The heartbroken mother, who is today expected to be attending a special church service with husband Gerry and their twins, ‘has no idea’ whether £12m probe, Operation Grange will be shelved.
Last October £150,000 Home Office funding was given to the operation to allow its four detectives to work on the investigation until today, the end of the tax year.
The Metropolitan Police is thought to have applied for a further £300,000 funding to keep the investigation running until March 2020 – but no decision has been made on whether it will be awarded.
Kate McCann is spending her 12th Mother’s Day without missing daughter Madeleine as doubt is cast on whether police investigation to find the youngster will continue after today
The Home Office confirmed it had received a request to extend funding for Operation Grange and was in talks with the Met.
A Home Office spokesperson told The Sun Online: ‘We have received and are considering a request from the Metropolitan Police Service to extend funding for Operation Grange until the end of March 2020.
‘The Home Office maintains an ongoing dialogue with the MPS regarding funding for Operation Grange.’
He said the cost of Operation Grange has been met through Special Grant funding.
He added: ‘That funding is usually available to police forces when they face significant or exceptional costs.’
Madeleine was three when she vanished from a holiday apartment in Praia da Luz in the Algarve as her parents, Gerry and Kate, dined with friends at a nearby restaurant.
Portuguese police shelved their investigation in 2008 but Scotland Yard launched its own inquiry in 2011.
Madeleine McCann disappeared from a Portuguese resort in May 2007
Scotland Yard’s hunt for Madeleine is understood to have no ‘earth-shattering leads’
A Scotland Yard spokesperson said ‘the work on Operation Grange in ongoing’ adding: ‘It is a very high profile investigation’ and closing it would be a ‘massive decision’.
He said ‘It is being kept open for a reason because there is still important work to do and focused lines of inquiry to pursue. It has not reached a conclusion.’
The spokesman would not confirm if funding has been granted for the investigation which is run from a Met Police branch station in Putney, South West London.
A well-placed source said the remaining handful of detectives have been carrying out ‘grunt work’ which includes tracking down and eliminating known sex offenders and finding possible witnesses rather than pursuing hard leads.
‘Most of what Operation Grange is doing is having things set up to knock down and rule out, rather than pursuing a particular fantastic lead that could unlock it all,’ the source said. ‘I’m not aware of any earth-shattering lead or breakthrough imminently.’

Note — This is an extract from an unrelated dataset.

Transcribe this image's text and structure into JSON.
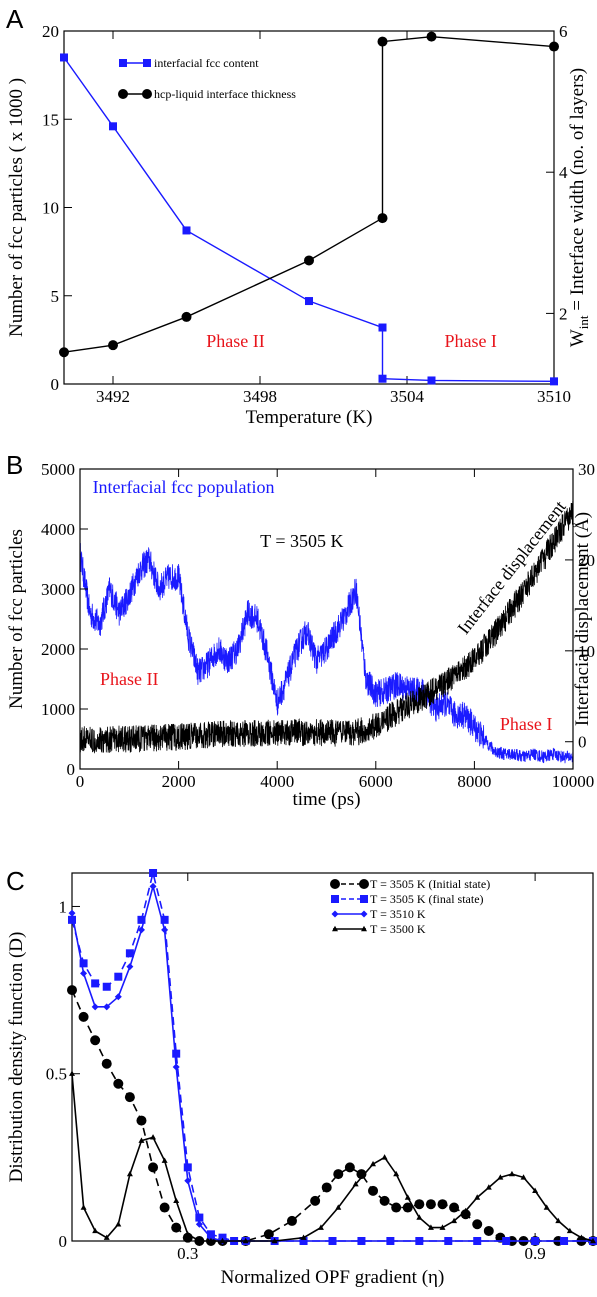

Operation Grange has so far cost £11.75 million, including more than £10 million on salaries, over £440,000 on overtime and about £287,000 on travel costs. The inquiry is led by Detective Chief Inspector Nicola Wall. Her team comprises a detective sergeant and three detective constables
A McCann family spokesperson said: ‘If and when the Met Police investigation comes to an end, Kate and Gerry remain incredibly grateful for all the work that has been carried out over the past years.
‘They know it can’t go on forever. They appreciate everything the authorities have done to try and get a resolution after all this time.’
He added that the McCanns would consider using cash from the Find Maddie Fund, which currently stands at £1million, to fund private investigators if police funding is not granted.
The McCanns are believed to be attending the Mother’s Day service at the Sacred Heart Catholic Church, where traditionally children hand their mothers a symbolic spring flower after the final hymn is sung.
A friend of the family said: ‘It’s even more poignant this year because she doesn’t yet know if the investigation into her daughter’s disappearance will carry on or be shelved.’
Operation Grange has so far cost £11.75 million, including more than £10 million on salaries, over £440,000 on overtime and about £287,000 on travel costs. At its height it had 31 detectives working for it.
The inquiry is led by Detective Chief Inspector Nicola Wall. Her team comprises a detective sergeant and three detective constables.
Much of the work on the operation is thought to take place in London.
In 2017-18 detectives made only two flights to Portugal – involving five return flights costing £1,240.
They usually stay at the upmarket Estrela da Luz hotel but a bar manager there said: ‘I haven’t seen any police here for nearly a year, probably last May.’
Sources say that the focus of the investigation has shifted to Eastern Europe where detectives believe she could have been involve in a child trafficking investigation.